Pierrick : Il me semble qu’une fois que vous avez écrit Faire l’amour, vous n’aviez pas prévu de continuer, et c’est lors de votre voyage en Chine que vous avez retrouvé l’inspiration. Qu’est-ce qui a fait cela ?
J-P. T. : Ce voyage en Chine en 2001 a vraiment été une immersion, une plongée, une découverte, un renouvellement. Et je me suis dit qu’il y avait matière à faire apparaître ça dans un livre, d’autant plus que le livre précédent se passait au Japon. Comme j’avais déjà une scène en tête – l’enterrement du père de Marie à l’île d’Elbe – je me suis dis que le moment où le narrateur allait apprendre la mort du père de Marie pouvait se faire dans un train de nuit en Chine. C’est cette idée-là que j’ai eue à ce moment, c’était le point de départ pour comprendre que j’allais continuer ce cycle romanesque.

Crédit Photo : © Chloé Marchal
Théo : Dans votre essai L’Urgence et la Patience, vous donnez une idée intéressante selon laquelle le livre naît de cette rencontre paradoxale entre l’urgence et la patience, mais je suppose que les deux ne sont pas dilués de façon égale chez un écrivain ; alors vous, est-ce que vous vous définissez comme un écrivain de l’urgence ou de la patience ?
J-P. T. : Les deux sont indispensables. En fait, la grande difficulté c’est de réunir les deux parce que toute cette réflexion vient de la pratique de l’écriture et en particulier des derniers livres que j’ai écrits où j’ai vraiment mis énormément de temps, de patience, avant de commencer, où je laisse vraiment le livre s’installer en moi très longtemps et puis je recherche cette période d’urgence où le livre va surgir en très peu de temps, en deux ou trois mois et, après, il va y avoir de nouveau énormément de patience. Par exemple, Nue je l’ai terminé à la fin de l’été 2011, je l’ai donné à l’éditeur début 2013. Il s’est écoulé un an et demi pendant lequel j’ai laissé reposer le livre, je l’ai relu, de temps en temps je le reprenais, je le retravaillais, et j’avais besoin de cette patience à la fois pour le polir, pour chercher et vérifier des choses, mais aussi pour le regarder avec du recul en permanence.
Il y a donc véritablement les deux, l’ultime patience permet d’optimiser ce qu’on a réussi à obtenir pendant l’urgence.

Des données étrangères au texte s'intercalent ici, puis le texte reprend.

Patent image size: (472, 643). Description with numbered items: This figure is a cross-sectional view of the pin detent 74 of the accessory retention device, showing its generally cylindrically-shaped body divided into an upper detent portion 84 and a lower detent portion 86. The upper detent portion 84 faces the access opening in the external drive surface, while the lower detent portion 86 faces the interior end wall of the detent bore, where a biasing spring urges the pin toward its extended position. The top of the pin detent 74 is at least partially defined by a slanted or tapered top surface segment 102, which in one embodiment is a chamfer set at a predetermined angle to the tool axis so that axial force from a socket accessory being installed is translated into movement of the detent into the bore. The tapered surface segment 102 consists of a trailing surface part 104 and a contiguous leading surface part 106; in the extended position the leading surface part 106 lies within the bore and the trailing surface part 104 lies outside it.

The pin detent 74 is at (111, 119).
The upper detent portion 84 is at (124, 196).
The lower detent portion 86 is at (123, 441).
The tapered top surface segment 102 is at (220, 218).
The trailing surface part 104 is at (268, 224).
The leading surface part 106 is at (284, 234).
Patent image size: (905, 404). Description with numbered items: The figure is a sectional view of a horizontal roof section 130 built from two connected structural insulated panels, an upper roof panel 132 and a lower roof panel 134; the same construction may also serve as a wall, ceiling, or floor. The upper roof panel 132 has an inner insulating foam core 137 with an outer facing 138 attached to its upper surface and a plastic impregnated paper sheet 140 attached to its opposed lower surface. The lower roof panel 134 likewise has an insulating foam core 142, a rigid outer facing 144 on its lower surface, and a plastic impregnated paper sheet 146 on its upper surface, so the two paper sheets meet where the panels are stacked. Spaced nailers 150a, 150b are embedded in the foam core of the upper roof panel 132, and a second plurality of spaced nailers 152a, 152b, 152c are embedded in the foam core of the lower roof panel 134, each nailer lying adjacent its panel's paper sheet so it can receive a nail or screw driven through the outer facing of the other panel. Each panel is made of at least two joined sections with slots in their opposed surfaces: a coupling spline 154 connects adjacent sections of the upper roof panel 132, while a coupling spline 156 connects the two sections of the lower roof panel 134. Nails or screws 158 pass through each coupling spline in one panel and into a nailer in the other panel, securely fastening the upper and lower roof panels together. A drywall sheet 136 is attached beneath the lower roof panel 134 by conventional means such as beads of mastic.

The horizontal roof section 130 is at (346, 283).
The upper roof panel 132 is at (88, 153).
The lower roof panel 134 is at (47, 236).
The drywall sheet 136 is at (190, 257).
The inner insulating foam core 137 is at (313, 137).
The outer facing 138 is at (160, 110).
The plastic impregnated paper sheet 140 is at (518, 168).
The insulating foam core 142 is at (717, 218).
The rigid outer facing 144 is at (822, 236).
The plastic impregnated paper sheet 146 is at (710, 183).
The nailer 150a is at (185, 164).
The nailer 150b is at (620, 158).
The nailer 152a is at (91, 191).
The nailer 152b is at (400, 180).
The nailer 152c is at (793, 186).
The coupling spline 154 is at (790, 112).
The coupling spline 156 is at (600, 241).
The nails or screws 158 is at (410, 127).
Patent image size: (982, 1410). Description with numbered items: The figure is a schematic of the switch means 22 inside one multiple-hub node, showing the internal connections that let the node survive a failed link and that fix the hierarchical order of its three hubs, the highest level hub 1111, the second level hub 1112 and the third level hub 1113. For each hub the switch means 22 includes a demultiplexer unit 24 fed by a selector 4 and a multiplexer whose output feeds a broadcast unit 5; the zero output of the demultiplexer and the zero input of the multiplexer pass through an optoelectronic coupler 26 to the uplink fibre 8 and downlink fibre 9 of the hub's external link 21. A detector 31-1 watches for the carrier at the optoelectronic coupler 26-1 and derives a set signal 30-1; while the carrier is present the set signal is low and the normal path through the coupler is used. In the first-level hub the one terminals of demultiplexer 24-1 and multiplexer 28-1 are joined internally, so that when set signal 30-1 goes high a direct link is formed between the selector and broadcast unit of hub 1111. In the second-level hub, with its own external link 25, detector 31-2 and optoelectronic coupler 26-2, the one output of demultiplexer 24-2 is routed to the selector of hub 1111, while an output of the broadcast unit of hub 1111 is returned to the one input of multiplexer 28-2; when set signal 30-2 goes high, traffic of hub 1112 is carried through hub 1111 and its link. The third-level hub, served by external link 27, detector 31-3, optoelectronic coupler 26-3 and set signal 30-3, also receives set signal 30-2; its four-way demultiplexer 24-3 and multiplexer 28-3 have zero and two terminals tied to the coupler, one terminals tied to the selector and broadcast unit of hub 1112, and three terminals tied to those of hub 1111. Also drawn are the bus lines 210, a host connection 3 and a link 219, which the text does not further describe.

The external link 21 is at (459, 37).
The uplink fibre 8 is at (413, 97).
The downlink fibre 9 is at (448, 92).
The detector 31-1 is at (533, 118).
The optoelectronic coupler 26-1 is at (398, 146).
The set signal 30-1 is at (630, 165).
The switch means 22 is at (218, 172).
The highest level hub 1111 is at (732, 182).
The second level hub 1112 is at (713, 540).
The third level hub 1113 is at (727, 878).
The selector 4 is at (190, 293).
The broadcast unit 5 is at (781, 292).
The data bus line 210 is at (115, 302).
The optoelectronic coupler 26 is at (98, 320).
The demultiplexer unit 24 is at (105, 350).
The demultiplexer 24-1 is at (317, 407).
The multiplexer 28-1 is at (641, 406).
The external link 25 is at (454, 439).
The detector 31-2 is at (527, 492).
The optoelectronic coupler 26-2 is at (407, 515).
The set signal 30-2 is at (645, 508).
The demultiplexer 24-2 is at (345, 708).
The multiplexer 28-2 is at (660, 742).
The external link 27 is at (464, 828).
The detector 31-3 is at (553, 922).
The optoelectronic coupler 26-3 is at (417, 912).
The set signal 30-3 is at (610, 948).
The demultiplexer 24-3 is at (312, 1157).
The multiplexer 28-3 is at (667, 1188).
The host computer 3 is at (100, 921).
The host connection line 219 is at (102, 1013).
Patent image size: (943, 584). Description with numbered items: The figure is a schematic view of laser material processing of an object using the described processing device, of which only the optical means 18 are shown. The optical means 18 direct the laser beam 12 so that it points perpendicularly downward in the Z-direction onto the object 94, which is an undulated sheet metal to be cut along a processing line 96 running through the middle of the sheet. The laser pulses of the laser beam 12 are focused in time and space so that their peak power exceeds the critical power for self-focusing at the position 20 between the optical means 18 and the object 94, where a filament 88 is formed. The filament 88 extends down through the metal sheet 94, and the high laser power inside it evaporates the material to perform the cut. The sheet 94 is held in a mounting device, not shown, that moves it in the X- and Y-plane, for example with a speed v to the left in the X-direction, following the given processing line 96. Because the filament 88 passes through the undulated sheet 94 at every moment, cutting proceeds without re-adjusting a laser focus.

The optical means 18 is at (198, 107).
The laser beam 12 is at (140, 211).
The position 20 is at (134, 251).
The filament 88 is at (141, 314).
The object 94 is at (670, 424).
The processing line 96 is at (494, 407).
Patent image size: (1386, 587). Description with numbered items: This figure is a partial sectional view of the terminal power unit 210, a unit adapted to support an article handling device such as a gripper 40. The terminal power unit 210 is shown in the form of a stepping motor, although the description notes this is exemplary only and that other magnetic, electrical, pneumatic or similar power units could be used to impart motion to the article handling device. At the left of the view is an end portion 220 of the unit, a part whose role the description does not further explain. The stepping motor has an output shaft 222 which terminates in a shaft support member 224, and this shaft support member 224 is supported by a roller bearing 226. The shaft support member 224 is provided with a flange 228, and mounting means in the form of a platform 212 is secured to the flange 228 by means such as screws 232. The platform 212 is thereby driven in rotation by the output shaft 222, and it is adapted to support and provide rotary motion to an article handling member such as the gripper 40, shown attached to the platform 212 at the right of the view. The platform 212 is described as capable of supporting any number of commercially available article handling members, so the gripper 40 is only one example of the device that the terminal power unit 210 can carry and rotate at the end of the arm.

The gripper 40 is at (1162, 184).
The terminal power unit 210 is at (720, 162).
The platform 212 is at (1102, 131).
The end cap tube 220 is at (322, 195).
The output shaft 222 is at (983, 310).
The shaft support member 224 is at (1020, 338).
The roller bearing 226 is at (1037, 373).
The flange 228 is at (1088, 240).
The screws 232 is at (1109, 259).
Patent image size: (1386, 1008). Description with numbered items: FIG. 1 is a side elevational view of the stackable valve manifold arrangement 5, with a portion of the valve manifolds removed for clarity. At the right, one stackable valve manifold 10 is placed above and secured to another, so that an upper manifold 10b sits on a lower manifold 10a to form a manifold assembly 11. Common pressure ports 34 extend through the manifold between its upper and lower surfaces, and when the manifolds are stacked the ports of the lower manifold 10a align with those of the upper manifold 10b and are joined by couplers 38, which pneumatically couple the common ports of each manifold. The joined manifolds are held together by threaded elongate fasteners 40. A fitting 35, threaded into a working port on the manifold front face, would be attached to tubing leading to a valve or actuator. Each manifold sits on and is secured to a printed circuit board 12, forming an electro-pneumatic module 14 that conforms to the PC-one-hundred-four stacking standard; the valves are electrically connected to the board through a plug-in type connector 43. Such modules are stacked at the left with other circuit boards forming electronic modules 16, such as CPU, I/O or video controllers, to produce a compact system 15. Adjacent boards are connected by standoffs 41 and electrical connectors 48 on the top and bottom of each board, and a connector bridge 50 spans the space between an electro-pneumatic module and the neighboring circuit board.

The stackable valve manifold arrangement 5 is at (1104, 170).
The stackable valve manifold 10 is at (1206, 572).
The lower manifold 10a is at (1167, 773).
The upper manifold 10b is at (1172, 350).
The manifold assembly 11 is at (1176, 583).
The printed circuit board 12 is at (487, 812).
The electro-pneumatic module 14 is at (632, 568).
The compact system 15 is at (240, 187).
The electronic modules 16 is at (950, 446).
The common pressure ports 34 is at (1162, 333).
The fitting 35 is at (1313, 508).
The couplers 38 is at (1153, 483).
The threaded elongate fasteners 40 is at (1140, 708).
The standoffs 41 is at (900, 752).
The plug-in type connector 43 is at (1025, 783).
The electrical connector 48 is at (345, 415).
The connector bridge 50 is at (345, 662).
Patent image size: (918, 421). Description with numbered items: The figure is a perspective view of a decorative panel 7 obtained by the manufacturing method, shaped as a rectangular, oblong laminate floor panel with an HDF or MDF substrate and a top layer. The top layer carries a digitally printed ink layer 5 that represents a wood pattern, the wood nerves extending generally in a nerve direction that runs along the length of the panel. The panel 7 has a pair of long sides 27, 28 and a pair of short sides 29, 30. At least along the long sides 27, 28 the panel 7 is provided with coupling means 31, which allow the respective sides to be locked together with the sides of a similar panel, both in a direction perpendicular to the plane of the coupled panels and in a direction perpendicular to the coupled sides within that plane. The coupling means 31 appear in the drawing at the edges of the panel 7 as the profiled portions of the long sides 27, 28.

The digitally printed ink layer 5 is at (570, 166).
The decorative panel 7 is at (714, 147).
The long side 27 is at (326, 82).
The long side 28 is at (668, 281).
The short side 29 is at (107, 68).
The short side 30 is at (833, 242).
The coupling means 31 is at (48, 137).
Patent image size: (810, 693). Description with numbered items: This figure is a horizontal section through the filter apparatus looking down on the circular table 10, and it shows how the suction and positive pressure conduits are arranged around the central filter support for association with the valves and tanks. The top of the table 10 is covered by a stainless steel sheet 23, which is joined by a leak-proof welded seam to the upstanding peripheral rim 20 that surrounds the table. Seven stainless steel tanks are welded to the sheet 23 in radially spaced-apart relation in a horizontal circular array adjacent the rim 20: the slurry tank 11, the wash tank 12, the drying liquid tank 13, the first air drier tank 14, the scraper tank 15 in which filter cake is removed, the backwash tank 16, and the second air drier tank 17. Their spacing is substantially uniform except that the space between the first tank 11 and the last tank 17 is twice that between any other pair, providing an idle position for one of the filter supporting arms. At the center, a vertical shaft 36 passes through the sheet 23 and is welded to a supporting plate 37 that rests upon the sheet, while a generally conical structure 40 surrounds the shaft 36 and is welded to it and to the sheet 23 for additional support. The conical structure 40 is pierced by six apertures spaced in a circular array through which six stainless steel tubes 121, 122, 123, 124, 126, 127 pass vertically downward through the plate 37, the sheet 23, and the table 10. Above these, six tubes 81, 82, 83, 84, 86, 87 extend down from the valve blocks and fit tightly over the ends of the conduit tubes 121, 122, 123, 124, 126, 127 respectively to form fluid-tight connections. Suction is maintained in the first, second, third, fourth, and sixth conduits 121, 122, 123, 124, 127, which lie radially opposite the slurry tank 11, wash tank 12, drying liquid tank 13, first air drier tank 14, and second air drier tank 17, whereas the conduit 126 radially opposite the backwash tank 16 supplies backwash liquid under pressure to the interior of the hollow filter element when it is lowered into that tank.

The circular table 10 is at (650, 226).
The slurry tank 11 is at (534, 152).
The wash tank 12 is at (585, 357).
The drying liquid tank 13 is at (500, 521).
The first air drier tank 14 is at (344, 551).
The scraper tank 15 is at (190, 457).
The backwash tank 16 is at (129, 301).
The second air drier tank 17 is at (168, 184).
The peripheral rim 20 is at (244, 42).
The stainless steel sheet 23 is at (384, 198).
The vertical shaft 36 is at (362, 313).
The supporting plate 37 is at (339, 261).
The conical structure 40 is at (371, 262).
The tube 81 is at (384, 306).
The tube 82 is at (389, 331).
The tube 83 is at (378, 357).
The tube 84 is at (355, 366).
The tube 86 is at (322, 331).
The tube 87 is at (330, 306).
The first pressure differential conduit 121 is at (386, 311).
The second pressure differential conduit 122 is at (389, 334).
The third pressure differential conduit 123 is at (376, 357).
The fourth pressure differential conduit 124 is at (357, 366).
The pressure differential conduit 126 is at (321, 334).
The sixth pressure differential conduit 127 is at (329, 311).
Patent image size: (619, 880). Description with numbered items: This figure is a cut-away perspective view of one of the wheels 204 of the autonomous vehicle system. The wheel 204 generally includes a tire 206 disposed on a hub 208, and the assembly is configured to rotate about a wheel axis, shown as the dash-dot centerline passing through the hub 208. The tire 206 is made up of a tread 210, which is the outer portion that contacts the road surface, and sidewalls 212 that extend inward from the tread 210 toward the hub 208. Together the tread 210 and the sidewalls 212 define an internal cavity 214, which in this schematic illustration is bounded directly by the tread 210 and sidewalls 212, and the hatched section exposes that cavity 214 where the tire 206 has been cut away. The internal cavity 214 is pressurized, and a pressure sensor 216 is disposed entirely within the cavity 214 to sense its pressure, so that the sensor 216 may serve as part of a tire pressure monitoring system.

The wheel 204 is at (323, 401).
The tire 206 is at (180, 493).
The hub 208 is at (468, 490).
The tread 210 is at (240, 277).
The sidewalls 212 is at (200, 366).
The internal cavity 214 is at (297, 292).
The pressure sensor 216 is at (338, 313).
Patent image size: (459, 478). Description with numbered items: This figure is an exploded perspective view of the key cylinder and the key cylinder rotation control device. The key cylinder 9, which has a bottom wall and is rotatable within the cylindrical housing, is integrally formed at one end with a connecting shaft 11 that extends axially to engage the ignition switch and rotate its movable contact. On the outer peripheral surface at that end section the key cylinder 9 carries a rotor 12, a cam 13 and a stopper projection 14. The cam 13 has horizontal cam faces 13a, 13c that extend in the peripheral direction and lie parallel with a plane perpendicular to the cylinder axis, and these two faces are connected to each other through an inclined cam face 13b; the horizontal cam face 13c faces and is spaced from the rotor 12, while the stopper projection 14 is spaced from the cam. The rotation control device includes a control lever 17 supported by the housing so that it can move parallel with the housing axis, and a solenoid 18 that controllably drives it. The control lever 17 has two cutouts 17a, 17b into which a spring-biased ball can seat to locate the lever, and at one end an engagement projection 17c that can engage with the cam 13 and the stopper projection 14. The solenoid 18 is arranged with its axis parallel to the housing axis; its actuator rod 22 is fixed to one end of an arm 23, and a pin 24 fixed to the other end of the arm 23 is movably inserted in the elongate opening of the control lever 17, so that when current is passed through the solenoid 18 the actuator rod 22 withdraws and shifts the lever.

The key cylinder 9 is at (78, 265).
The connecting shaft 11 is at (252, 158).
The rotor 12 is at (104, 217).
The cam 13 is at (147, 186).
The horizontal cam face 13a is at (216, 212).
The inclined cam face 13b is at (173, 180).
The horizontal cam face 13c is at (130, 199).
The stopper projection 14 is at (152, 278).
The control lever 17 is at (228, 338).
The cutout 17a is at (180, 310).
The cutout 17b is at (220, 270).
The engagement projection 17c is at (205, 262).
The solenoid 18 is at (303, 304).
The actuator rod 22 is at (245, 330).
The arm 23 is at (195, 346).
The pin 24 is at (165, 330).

Dans l’urgence, on ramasse plein de choses, et après on a du temps pour peaufiner tout ça. Et en fait, cette réflexion m’est venue de ma pratique.

Crédit Photo : © Chloé Marchal
Finalement, ce grand écrivain qu’est Jean-Philippe Toussaint est aussi un grand mathématicien, il inscrit la totalité de son œuvre littéraire dans un rapport de proximité avec la géométrie. L’incipit de son premier livre La Salle de Bain est une formule de Pythagore : « Le carré de l’hypoténuse est égal à la somme des carrés des deux autres côtés ».